Recognition without clarity.

---

"She'll come again," the man said. "And next time, she won't stop at your throat."

"I know."

"And you still won't run?"

Yanlong didn't answer.

The stranger smiled again. Not cruelly. Almost... sadly.

"Good," he said. "Because if you did, she'd never forgive you."

---

Yanlong looked away.

The mountain wind howled louder, blowing sparks from the edge of his cloak into the night sky. One drifted into the jade shard in his hand, and it glowed again—just faintly. Just enough to remind him.

That something was waiting for him in the ashes.

---

The stranger turned to leave.

But before he stepped into the mist again, he paused. "When you remember her," he said without looking back, "don't beg for forgiveness."

Yanlong narrowed his eyes. "Why?"

"Because it's too late for that."

The fog swallowed him.

---

Yanlong stood still for a long time.

The night no longer felt like a veil—it felt like a chain. Wrapped tight around his thoughts, squeezing until every distant flicker of memory ached like a wound that had never healed.

Who was I, before all this fire?

What did I lose, beyond the heavens?

The jade shard pulsed once more in his grip.

He didn't know if it was reacting to him… or to her.

---

He descended the ridge slowly, feet moving by instinct rather than thought. The mountain path curved toward a grove half-burned in his earlier rampage—cherry blossoms still falling in slow spirals, their branches blackened by heat.

This place...

It tugged at him.

Not just familiarity. Something deeper.

Something older.

---

He stopped at the edge of a pond.

The surface shimmered with moonlight. Half of it was clear—untouched by flame. The other half reflected only ash and soot.

A perfect mirror of himself.

His reflection didn't blink. It stared back, golden eyes burning, demonic armor dark and cracked from years of battle. But beneath it…

He saw her.

Not physically. Not a vision. Just—

A flicker.

White robes.

Unbound hair.

A smile caught between pride and sorrow.

And a voice—soft, broken, terrifyingly tender.

"I believed in you, once."

His knees hit the earth before he realized he was falling.

Not from pain.

From something else.

From the weight of what he almost remembered.

---

The ground beneath him vibrated.

A hum.

Low, steady.

Like a voice trying to rise from the grave of memory.

He closed his eyes and let it speak.

---

The pond shifted. And in the stillness of his mind—

He saw her.

Not the girl with the dagger.

Not the woman who stared him down in the shrine.

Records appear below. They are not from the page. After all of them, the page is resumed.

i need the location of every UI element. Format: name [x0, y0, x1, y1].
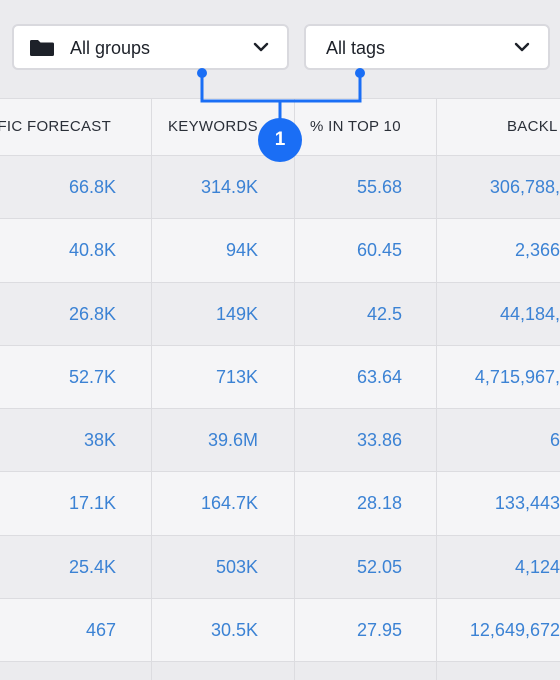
tags-dropdown-label: All tags	[326, 38, 386, 58]
cell-traffic-forecast[interactable]: 467	[85, 620, 116, 641]
cell-keywords[interactable]: 164.7K	[200, 493, 258, 514]
cell-backlinks[interactable]: 2,366	[514, 240, 560, 261]
column-divider	[436, 98, 437, 680]
cell-keywords[interactable]: 314.9K	[200, 177, 258, 197]
cell-traffic-forecast[interactable]: 40.8K	[68, 240, 116, 261]
folder-icon	[30, 40, 54, 56]
table-row[interactable]: 17.1K 164.7K 28.18 133,443	[0, 472, 560, 536]
cell-top10[interactable]: 33.86	[356, 430, 402, 451]
cell-traffic-forecast[interactable]: 26.8K	[68, 303, 116, 324]
column-divider	[151, 98, 152, 680]
cell-traffic-forecast[interactable]: 17.1K	[68, 493, 116, 514]
cell-keywords[interactable]: 713K	[215, 366, 258, 387]
filter-bar: All groups All tags	[0, 0, 560, 100]
cell-top10[interactable]: 63.64	[356, 366, 402, 387]
cell-top10[interactable]: 60.45	[356, 240, 402, 261]
cell-backlinks[interactable]: 4,715,967,	[474, 366, 560, 387]
callout-connector	[197, 68, 365, 120]
table-row[interactable]: 26.8K 149K 42.5 44,184,	[0, 282, 560, 346]
callout-badge: 1	[258, 118, 302, 162]
cell-top10[interactable]: 52.05	[356, 556, 402, 577]
chevron-down-icon	[253, 42, 269, 52]
table-row[interactable]: 38K 39.6M 33.86 6	[0, 409, 560, 473]
cell-keywords[interactable]: 149K	[215, 303, 258, 324]
tags-dropdown[interactable]: All tags	[304, 24, 550, 70]
table-row[interactable]: 25.4K 503K 52.05 4,124	[0, 535, 560, 600]
cell-top10[interactable]: 55.68	[356, 177, 402, 197]
cell-traffic-forecast[interactable]: 66.8K	[68, 177, 116, 197]
table-row[interactable]: 66.8K 314.9K 55.68 306,788,	[0, 156, 560, 220]
data-table: FFIC FORECAST KEYWORDS % IN TOP 10 BACKL…	[0, 98, 560, 680]
table-row[interactable]: 52.7K 713K 63.64 4,715,967,	[0, 345, 560, 410]
cell-keywords[interactable]: 94K	[225, 240, 258, 261]
column-header-traffic-forecast[interactable]: FFIC FORECAST	[0, 118, 112, 135]
chevron-down-icon	[514, 42, 530, 52]
cell-backlinks[interactable]: 44,184,	[499, 303, 560, 324]
cell-traffic-forecast[interactable]: 52.7K	[68, 366, 116, 387]
cell-traffic-forecast[interactable]: 38K	[83, 430, 116, 451]
groups-dropdown[interactable]: All groups	[12, 24, 289, 70]
table-row[interactable]: 467 30.5K 27.95 12,649,672	[0, 599, 560, 663]
cell-top10[interactable]: 28.18	[356, 493, 402, 514]
cell-traffic-forecast[interactable]: 25.4K	[68, 556, 116, 577]
cell-keywords[interactable]: 503K	[215, 556, 258, 577]
cell-backlinks[interactable]: 4,124	[514, 556, 560, 577]
cell-backlinks[interactable]: 12,649,672	[469, 620, 560, 641]
cell-keywords[interactable]: 39.6M	[207, 430, 258, 451]
table-row[interactable]: 40.8K 94K 60.45 2,366	[0, 219, 560, 283]
cell-backlinks[interactable]: 133,443	[494, 493, 560, 514]
cell-keywords[interactable]: 30.5K	[210, 620, 258, 641]
cell-backlinks[interactable]: 306,788,	[489, 177, 560, 197]
cell-top10[interactable]: 27.95	[356, 620, 402, 641]
column-header-backlinks[interactable]: BACKL	[507, 118, 558, 135]
groups-dropdown-label: All groups	[70, 38, 151, 58]
cell-top10[interactable]: 42.5	[366, 303, 402, 324]
column-header-keywords[interactable]: KEYWORDS	[168, 118, 258, 135]
cell-backlinks[interactable]: 6	[549, 430, 560, 451]
column-header-top10[interactable]: % IN TOP 10	[310, 118, 401, 135]
table-body: 66.8K 314.9K 55.68 306,788, 40.8K 94K 60.45 2,3…	[0, 156, 560, 663]
column-divider	[294, 98, 295, 680]
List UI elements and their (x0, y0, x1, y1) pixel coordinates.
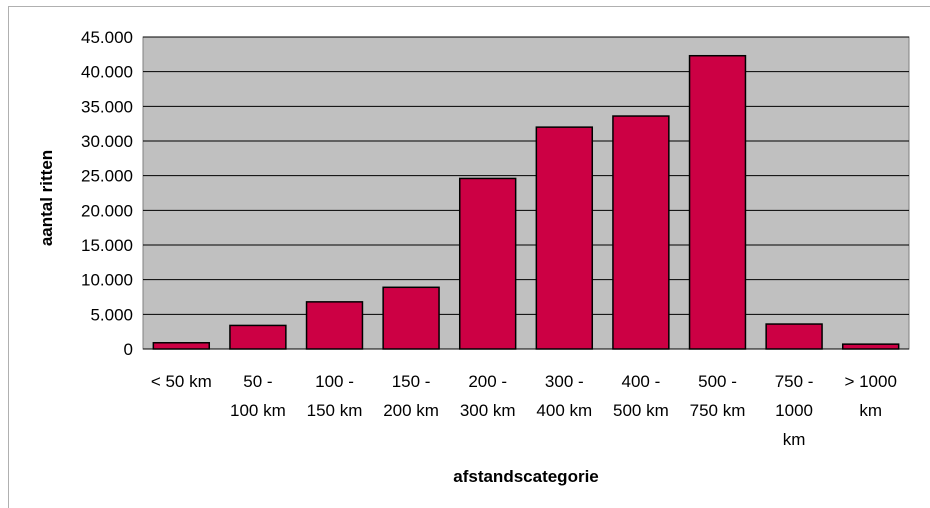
plot-area (142, 36, 910, 350)
y-tick-label: 45.000 (81, 28, 133, 47)
y-tick-label: 5.000 (90, 305, 133, 324)
y-tick-label: 35.000 (81, 97, 133, 116)
bar (841, 343, 900, 350)
bars (143, 54, 909, 350)
y-tick-label: 10.000 (81, 271, 133, 290)
y-axis-tick-labels: 0 5.000 10.000 15.000 20.000 25.000 30.000 35.0… (81, 28, 133, 359)
chart-frame (8, 6, 930, 508)
bar (305, 301, 364, 350)
x-tick-label: 50 -100 km (230, 372, 286, 420)
x-tick-label: 400 -500 km (613, 372, 669, 420)
x-tick-label: 750 -1000 km (775, 372, 814, 449)
y-axis-title: aantal ritten (37, 150, 56, 246)
x-axis-title: afstandscategorie (453, 467, 599, 486)
x-tick-label: 500 -750 km (690, 372, 746, 420)
bar (229, 324, 287, 350)
bar (688, 54, 747, 350)
y-tick-label: 15.000 (81, 236, 133, 255)
x-tick-label: > 1000 km (844, 372, 896, 420)
x-tick-label: 300 -400 km (536, 372, 592, 420)
y-tick-label: 25.000 (81, 167, 133, 186)
y-tick-label: 40.000 (81, 63, 133, 82)
bar (535, 126, 594, 350)
x-axis-tick-labels: < 50 km 50 -100 km 100 -150 km 150 -200 km 2… (151, 372, 897, 449)
x-tick-label: 100 -150 km (307, 372, 363, 420)
bar (458, 177, 517, 350)
bar (382, 286, 440, 350)
x-tick-label: 200 -300 km (460, 372, 516, 420)
y-tick-label: 30.000 (81, 132, 133, 151)
y-tick-label: 0 (124, 340, 133, 359)
y-tick-label: 20.000 (81, 201, 133, 220)
bar (612, 115, 670, 350)
bar (765, 323, 823, 350)
x-tick-label: 150 -200 km (383, 372, 439, 420)
bar (152, 342, 211, 350)
x-tick-label: < 50 km (151, 372, 212, 391)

But a girl in celestial armor.

Smiling through bloodied lips. Reaching for him with shaking fingers.

"Yanlong… run. Please."

He didn't move in the vision.

And she collapsed before she could finish the plea.

He gasped.

Pulled back into himself.

The flame surged in his chest, wild and unstable. For a moment, it felt like it would devour him from the inside out.

What was that?

When was that?

And most of all—

Why does it feel like I left her behind?

He gritted his teeth and stood.

Not just from rage—but from a sudden, rising clarity.

He had destroyed many things.

But this…

This felt personal.

This wasn't just another sect he burned.

It was something he once vowed to protect.

Lianxin…

What were we, before I became this?

He looked to the sky.

No stars.

Just clouds and flickering light.

The heavens were watching. Of that, he was sure.

They always watched him.

They just never answered.

---

For now, there was only one truth.

He would find her again.

Not to ask for forgiveness.

Not even to explain.

But to remember.

To stand in front of her and say the name she refused to give him—

And prove that he still deserved to hold it.